Stars: Seth Rogen, James Franco, Gary Cole, Rosie Perez, Danny McBride, Kevin Corrigan, Craig Robinson, Amber Heard, Ed Begley Jr, Nora Nunn, Bobby Lee, James Remar, Bill Hader

Director: David Gordon Green

This unabashedly drugs-driven comic assault on good taste from star and co-writer Rogen (with Evan Goldberg) and producer Judd Apatow (Knocked Up, Superbad) irresistibly reminded me of my time working in Trinidad where, with little else to do in the evenings, I went to the movies every night. Most cinemas opened in the afternoon. By the time I went at around eight, the air was already thick with heady fumes of pot being enthusiastically smoked by large segments of the audience.

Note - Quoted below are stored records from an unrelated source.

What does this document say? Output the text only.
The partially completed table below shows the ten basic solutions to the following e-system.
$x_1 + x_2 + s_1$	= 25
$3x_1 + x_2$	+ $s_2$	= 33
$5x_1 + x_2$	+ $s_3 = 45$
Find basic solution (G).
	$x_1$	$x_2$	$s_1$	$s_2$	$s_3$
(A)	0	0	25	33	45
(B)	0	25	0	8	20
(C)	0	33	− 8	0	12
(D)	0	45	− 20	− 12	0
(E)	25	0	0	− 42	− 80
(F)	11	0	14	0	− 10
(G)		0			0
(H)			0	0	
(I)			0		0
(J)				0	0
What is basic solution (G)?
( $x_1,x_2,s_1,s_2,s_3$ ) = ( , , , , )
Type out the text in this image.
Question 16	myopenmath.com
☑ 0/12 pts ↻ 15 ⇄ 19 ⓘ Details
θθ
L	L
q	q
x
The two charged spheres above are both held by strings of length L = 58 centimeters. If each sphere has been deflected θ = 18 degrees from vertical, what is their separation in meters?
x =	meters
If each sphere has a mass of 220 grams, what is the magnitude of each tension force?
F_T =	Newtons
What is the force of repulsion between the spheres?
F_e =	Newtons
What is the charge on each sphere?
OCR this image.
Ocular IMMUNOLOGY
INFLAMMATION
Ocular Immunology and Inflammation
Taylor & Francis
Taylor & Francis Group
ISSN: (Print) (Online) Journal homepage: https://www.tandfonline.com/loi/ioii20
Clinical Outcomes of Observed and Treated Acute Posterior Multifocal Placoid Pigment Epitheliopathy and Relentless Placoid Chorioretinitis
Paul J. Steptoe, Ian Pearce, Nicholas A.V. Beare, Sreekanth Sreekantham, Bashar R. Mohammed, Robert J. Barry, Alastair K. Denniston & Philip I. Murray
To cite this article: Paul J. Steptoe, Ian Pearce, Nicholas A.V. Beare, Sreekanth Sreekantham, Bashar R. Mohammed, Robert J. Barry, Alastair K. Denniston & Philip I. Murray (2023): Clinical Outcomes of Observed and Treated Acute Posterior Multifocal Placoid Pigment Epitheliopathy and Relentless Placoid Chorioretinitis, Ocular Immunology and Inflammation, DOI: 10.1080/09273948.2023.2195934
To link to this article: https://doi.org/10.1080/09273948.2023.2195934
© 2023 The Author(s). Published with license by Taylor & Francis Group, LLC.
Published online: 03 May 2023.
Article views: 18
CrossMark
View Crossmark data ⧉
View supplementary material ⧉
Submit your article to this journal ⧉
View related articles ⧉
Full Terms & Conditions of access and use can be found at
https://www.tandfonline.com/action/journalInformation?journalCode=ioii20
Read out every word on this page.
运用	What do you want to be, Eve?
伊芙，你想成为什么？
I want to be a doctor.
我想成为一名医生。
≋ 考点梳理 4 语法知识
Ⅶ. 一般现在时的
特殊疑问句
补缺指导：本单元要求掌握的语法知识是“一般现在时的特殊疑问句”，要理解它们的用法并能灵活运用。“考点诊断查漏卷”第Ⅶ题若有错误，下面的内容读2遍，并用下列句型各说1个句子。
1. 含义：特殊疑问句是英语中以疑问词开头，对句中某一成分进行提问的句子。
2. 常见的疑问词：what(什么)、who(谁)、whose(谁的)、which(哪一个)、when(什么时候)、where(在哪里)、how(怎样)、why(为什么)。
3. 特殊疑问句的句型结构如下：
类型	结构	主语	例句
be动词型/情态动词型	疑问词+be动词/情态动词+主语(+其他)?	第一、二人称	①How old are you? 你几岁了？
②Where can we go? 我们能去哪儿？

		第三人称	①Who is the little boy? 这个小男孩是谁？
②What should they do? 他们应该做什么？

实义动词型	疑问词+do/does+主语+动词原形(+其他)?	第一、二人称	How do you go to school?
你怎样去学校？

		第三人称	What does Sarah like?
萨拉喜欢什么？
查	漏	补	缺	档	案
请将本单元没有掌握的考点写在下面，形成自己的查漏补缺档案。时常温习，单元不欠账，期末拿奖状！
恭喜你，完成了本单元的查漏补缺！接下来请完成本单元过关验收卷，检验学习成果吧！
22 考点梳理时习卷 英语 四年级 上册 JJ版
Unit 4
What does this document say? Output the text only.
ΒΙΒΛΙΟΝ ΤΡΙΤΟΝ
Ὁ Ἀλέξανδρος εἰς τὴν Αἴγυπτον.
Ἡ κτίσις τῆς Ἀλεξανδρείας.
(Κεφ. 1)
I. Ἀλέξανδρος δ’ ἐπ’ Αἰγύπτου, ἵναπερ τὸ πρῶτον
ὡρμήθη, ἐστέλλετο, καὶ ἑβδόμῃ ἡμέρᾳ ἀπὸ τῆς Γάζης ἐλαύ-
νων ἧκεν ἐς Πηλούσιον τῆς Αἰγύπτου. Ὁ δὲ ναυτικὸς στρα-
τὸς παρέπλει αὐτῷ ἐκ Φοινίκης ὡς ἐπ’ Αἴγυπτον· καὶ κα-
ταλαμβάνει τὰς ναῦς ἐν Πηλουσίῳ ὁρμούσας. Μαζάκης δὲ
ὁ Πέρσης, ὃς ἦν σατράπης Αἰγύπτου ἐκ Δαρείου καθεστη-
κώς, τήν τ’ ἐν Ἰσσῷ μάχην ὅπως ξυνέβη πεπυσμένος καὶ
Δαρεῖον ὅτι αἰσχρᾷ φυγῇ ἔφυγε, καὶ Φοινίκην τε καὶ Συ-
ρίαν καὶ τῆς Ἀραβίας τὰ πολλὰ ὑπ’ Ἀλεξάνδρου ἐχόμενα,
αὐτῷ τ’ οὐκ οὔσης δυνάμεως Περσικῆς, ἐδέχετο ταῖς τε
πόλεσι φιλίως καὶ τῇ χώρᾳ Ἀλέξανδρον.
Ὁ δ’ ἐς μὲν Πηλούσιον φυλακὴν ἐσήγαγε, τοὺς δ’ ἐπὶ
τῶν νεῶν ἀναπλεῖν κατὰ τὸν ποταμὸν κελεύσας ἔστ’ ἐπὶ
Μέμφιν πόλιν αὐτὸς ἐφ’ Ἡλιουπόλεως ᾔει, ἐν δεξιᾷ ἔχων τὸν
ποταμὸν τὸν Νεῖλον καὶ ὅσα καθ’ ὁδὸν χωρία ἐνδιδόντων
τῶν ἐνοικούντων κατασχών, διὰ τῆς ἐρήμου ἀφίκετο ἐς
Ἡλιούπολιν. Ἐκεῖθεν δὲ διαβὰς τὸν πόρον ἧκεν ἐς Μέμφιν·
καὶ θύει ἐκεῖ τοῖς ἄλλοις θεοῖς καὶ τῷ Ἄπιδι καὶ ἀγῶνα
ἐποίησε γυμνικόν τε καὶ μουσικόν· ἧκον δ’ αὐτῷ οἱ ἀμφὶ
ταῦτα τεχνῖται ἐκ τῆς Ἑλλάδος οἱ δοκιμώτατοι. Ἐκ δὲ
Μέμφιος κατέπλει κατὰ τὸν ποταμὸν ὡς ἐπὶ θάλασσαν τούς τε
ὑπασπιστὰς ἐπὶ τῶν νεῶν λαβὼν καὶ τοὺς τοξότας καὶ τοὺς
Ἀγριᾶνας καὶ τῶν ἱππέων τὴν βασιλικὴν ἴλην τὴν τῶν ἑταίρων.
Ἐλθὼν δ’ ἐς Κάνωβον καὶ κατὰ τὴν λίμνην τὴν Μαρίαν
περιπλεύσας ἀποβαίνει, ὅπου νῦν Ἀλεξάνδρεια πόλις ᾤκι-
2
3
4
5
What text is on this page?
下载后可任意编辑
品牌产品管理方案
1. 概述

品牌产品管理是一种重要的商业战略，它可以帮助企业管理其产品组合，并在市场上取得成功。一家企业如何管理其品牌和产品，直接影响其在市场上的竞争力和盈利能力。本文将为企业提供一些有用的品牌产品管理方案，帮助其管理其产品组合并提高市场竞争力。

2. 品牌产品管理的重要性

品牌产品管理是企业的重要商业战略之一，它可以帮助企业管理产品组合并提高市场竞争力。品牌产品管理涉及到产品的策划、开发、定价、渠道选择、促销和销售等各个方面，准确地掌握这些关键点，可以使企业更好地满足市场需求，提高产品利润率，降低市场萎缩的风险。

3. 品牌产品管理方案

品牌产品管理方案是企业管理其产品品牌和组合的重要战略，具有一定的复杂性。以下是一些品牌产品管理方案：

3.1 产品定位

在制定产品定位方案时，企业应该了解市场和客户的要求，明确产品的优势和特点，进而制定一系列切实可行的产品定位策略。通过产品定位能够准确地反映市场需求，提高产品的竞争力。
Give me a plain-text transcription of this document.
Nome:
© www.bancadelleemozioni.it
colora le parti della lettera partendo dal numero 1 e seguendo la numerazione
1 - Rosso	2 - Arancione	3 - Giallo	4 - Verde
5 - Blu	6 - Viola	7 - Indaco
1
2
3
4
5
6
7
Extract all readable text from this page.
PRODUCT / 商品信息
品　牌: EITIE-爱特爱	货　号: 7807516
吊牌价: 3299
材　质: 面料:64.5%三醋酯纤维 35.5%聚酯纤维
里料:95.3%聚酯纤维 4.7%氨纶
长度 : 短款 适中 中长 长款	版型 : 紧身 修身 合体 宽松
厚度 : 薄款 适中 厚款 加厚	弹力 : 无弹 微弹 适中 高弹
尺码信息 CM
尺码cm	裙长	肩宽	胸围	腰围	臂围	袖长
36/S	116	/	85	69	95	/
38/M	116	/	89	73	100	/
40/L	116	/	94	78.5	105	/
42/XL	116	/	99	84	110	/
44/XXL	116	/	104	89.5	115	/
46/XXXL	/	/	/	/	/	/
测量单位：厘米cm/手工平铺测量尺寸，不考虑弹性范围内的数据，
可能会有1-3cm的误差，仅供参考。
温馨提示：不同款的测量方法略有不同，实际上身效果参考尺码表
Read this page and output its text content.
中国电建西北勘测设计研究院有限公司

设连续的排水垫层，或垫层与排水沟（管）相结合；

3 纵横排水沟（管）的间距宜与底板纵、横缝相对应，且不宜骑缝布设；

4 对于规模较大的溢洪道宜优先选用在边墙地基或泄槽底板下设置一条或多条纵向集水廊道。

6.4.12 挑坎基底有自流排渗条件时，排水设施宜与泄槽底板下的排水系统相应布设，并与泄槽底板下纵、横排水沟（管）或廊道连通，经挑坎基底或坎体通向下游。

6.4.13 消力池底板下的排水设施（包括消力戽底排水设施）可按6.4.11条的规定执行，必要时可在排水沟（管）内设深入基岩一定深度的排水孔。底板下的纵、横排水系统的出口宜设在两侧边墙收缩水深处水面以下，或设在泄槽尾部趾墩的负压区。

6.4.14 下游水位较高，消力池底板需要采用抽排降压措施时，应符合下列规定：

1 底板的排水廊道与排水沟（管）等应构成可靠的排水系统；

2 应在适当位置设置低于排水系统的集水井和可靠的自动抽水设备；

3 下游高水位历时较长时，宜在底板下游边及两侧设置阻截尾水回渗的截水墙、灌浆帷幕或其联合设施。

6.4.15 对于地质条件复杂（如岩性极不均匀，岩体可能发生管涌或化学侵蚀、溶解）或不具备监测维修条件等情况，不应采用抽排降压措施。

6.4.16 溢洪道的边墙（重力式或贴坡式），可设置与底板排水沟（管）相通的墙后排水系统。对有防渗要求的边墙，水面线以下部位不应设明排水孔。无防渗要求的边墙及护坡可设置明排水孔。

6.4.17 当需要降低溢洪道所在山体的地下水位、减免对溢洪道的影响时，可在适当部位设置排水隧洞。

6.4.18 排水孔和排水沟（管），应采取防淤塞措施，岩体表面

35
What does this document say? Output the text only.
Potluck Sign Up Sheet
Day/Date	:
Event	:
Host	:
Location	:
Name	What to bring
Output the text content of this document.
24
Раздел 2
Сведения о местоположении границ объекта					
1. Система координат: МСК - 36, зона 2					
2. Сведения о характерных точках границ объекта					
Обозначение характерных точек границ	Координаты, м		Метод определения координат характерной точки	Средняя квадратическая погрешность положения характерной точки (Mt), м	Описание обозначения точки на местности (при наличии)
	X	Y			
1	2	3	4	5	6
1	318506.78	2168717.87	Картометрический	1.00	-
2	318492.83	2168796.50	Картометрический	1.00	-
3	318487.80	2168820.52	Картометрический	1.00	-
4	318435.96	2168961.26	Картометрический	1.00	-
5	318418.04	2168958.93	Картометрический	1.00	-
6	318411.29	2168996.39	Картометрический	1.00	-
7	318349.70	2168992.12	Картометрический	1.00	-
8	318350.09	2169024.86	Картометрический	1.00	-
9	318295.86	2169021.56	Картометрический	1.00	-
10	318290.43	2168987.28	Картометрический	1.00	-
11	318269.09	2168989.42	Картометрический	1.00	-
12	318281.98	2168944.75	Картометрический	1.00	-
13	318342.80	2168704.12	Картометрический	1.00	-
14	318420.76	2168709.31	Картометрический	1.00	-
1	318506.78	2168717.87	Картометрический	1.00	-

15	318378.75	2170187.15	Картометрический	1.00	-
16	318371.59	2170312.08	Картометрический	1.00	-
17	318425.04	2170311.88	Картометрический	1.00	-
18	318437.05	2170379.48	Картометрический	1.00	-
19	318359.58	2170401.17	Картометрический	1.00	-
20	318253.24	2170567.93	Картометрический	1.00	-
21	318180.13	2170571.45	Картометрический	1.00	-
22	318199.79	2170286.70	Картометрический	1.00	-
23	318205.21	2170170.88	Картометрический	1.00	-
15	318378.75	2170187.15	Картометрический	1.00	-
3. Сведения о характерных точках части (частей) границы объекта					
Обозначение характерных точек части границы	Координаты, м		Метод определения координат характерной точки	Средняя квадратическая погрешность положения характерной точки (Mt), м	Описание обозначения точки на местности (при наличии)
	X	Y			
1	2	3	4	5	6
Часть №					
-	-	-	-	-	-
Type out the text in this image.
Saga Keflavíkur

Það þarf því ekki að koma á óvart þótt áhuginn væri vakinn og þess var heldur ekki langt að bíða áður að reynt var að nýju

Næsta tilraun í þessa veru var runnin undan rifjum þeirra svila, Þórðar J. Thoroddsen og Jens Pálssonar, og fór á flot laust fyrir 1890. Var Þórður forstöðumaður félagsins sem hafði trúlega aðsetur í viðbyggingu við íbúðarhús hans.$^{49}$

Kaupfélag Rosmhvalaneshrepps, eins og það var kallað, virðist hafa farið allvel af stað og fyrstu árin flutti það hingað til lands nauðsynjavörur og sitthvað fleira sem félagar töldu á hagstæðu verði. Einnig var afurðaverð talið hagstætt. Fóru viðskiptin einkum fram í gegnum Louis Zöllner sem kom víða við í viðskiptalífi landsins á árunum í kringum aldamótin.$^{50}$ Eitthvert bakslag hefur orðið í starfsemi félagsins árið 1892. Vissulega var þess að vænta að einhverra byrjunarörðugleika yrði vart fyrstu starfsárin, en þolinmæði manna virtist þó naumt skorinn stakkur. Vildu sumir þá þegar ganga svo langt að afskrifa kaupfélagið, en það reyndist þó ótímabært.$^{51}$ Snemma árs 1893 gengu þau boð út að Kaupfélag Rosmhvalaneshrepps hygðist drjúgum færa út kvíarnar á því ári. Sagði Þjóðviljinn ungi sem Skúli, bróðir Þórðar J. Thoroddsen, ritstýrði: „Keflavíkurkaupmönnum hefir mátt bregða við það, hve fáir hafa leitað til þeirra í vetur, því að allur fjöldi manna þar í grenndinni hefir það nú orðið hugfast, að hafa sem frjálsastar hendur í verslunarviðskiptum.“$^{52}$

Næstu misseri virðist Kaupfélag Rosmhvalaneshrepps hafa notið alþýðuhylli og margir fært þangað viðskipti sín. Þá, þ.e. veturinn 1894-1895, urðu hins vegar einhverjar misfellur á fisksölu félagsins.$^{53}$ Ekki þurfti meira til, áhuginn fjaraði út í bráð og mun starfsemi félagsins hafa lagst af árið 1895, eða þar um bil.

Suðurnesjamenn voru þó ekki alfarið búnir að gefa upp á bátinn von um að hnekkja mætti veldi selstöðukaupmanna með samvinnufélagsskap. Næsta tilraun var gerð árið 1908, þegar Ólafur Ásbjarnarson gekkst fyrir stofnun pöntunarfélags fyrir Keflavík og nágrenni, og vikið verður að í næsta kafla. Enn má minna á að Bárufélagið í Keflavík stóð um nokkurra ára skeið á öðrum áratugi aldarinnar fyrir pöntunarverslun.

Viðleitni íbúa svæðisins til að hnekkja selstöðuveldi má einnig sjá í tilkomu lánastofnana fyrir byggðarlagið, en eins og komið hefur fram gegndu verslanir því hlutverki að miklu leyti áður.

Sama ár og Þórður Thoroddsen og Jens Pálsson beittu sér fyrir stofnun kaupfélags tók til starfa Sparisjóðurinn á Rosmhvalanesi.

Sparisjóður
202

As a result I found myself enjoying every single film I saw in Port of Spain – even The Christine Keeler Story and Zorba the Greek.

All of which is simply a preamble to explain why I laughed loud and often at the zany misadventures of drugged-up dealer Rogen and his equally high supplier Franco as they go on the run from a horde of hoods after Rogen witnesses the murder of a Chinese druglord. The daffy duo – think Stan and Ollie or Bud and Lou on pot – appear to be as contentedly narcotic-befuddled throughout their crass comic capers and hearty slapstick sequences as though they had just left an all-night screening in Trinidad.

This is a loud, lewd lad’s movie with enough four-letter words to bring a blush to the cheek of even a Channel 4 commissioning editor and with few redeeming moral subtexts (apart from the really bad guys finally paying for their sins). But if, like me, you get pleasure from barmy buddy movies saturated with childish slapstick and seriously silly into the bargain, then, with Rogen and Franco both on perfect comic form and with a splendidly enthusiastic supporting cast, along with disgustingly droll dialogue that’s unrepeatable except at a stag party, Pineapple Express provides it. I admit it – I’m ashamed to say really I enjoyed it. Disgraceful – and disgracefully funny too.

Alan Frank

USA 2008. UK Distributor: Sony. Colour.
111 minutes. Widescreen. UK certificate: 15.

Guidance ratings (out of 3): Sex/nudity 1, Violence/Horror 2, Drugs 3, Swearing 3.